Check: 7²⁰⁰ = (7²)¹⁰⁰ = 49¹⁰⁰ > 10¹⁰⁰
Since 10¹⁰⁰ has 101 digits and 7²⁰⁰ is even larger, 7²⁰⁰ must have more than 100 digits. In particular, the 201st term of (1, 1, 2, 3, 4, 5, 6, 6, ...) tells the number of digits in 7²⁰⁰, and this 201st term is greater than 100.
So, the sequence (1, 1, 2, 3, 4, 5, 6, 6, ...) starts below 100 and eventually exceeds 100. Next, we will show that the sequence (1, 1, 2, 3, 4, 5, 6, 6, ...) can never skip over any natural number.
Specifically, if n is a term in (1, 1, 2, 3, 4, 5, 6, 6, ...) then the next term cannot be greater than or equal to n + 2, skipping n + 1. Indeed, if 7ᵏ has n digits, then 10 × 7ᵏ has n + 1 digits, and since
7ᵏ < 7ᵏ⁺¹ = 7(7ᵏ) < 10(7ᵏ)
thereby, 7ᵏ⁺¹ has either n or n + 1 digits.
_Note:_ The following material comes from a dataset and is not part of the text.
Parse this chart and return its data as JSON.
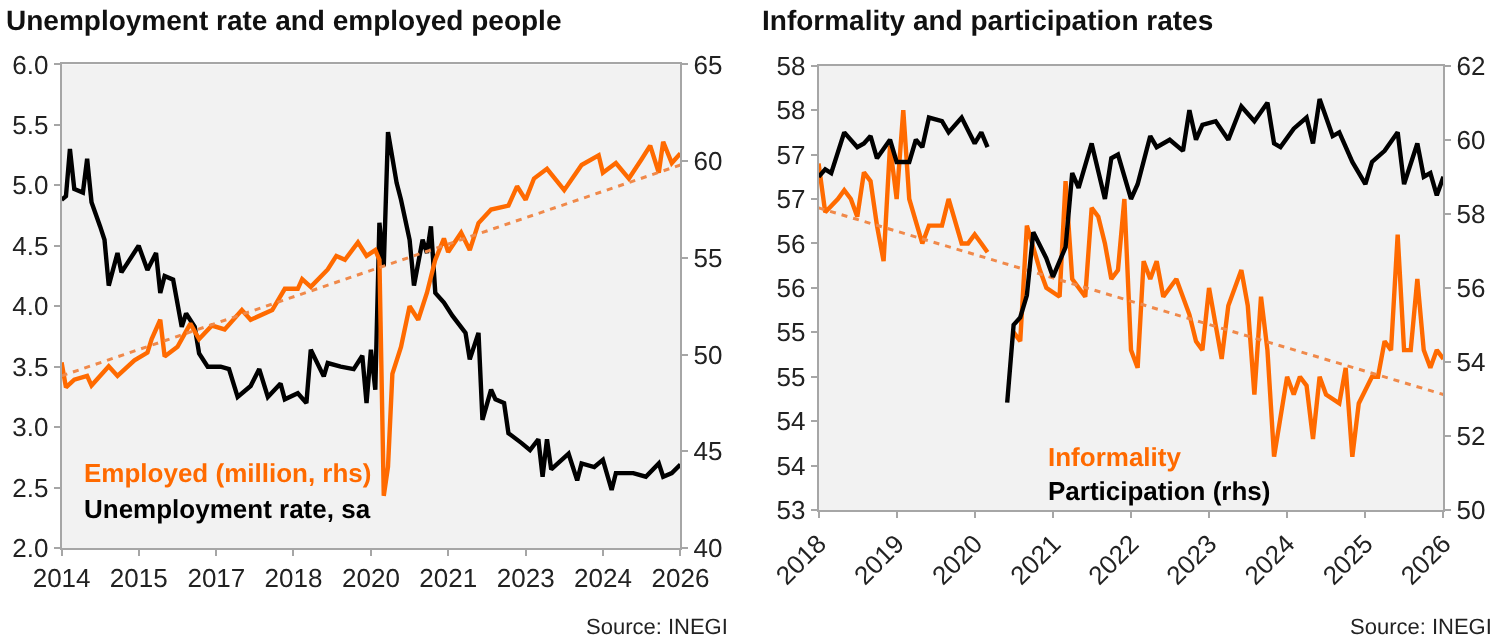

Thus, each subsequent term of the sequence (1, 1, 2, 3, 4, 5, 6, 6, ...) either remains constant or increases by 1.
Finally, because (1, 1, 2, 3, 4, 5, 6, 6, ...) starts below 100 and increases to a number over 100, never skipping over any natural number, the sequence must include 100. This shows that there must exist a power of 7 with exactly 100 digits.